Il y avait quinze mille francs pour le trousseau, cinq cents pour les pauvres, cinq cents pour l’église, cent pour l’organiste, deux cents pour la location de voitures et de cochers, trois cents pour les quêtes, cinq cents pour le dîner, mille pour les toilettes de la mère et de la fille, bien que celle d’Henriette fît partie du trousseau ; deux cents de gratification à quatre domestiques, trois cents pour faire manger, boire et danser les paysans. Il fallait compter vingt mille francs largement. Là-dessus, madame Gérard donnait tout au plus directement quinze à dix-huit cents francs, le surplus devant rester fort longtemps sous forme de mémoires à payer.

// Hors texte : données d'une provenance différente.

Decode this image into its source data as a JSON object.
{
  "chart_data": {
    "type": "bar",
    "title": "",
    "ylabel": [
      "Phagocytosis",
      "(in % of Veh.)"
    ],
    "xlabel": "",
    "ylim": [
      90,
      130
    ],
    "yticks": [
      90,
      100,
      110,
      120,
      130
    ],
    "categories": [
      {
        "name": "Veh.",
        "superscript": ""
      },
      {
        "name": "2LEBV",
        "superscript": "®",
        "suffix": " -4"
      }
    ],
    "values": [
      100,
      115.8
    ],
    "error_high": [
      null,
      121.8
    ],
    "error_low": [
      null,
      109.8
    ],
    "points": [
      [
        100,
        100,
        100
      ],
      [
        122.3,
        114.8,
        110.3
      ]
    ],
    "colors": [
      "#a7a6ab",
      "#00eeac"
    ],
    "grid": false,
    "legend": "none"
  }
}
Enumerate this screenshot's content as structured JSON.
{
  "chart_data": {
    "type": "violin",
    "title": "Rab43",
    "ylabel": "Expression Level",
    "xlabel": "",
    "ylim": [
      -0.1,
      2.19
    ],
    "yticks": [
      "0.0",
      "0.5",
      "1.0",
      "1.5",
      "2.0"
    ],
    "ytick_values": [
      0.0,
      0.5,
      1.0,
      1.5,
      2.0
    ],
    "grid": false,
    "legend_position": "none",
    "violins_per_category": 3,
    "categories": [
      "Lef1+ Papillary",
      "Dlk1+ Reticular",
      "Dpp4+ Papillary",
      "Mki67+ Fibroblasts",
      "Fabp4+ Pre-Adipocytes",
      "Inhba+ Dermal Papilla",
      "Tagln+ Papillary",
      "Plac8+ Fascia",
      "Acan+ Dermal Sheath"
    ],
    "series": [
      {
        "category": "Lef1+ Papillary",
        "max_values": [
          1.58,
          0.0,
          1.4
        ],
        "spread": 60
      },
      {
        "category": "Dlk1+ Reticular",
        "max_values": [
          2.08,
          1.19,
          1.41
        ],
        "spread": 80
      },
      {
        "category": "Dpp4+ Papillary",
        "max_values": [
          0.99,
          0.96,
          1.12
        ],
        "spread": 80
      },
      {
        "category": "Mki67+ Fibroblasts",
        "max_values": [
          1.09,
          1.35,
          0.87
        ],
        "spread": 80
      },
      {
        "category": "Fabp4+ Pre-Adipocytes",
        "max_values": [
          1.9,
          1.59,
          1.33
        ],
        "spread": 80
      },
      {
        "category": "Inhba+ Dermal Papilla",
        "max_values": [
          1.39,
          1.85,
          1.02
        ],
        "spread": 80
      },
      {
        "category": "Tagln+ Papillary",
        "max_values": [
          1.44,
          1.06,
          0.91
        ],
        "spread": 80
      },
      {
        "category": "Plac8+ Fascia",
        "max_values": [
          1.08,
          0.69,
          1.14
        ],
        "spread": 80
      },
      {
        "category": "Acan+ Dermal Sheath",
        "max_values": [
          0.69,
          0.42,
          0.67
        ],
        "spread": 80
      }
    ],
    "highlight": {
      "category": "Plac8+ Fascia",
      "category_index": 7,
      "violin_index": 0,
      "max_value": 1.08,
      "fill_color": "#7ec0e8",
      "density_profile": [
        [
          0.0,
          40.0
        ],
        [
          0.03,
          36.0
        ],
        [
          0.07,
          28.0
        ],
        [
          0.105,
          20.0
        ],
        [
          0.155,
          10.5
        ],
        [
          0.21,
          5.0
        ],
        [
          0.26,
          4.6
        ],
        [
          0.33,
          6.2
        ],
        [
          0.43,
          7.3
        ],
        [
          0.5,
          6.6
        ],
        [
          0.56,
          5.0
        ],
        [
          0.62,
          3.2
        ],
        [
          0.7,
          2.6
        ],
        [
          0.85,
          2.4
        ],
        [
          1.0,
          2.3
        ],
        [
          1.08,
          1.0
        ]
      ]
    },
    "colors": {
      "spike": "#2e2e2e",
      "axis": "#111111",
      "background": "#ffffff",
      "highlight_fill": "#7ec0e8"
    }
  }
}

Henriette dit à sa mère qu’elle voulait emporter à la Charmeraye beaucoup de petites choses qui garnissaient sa chambre, et elle passa deux heures à les mettre de côté. Ensuite, elle fit des questions sur les contrats, sur le mariage, la loi, l’indépendance de la femme vis-à-vis du mari. Madame Gérard lui expliqua la communauté de biens, le régime dotal, et lui apprit que Mathéus, par une générosité sans exemple, se dépouillait de son vivant pour elle et lui donnait la nue propriété et l’usufruit de tous ses biens.

Le notaire, seul, avait exigé que le vieillard se réservât une rente viagère de douze mille francs, en tout cas.

« Et moi, quelle est ma dot ? dit Henriette.

— Cent mille francs ! répondit madame Gérard ; on signera tout ça demain, tu verras, le notaire en fera la lecture. »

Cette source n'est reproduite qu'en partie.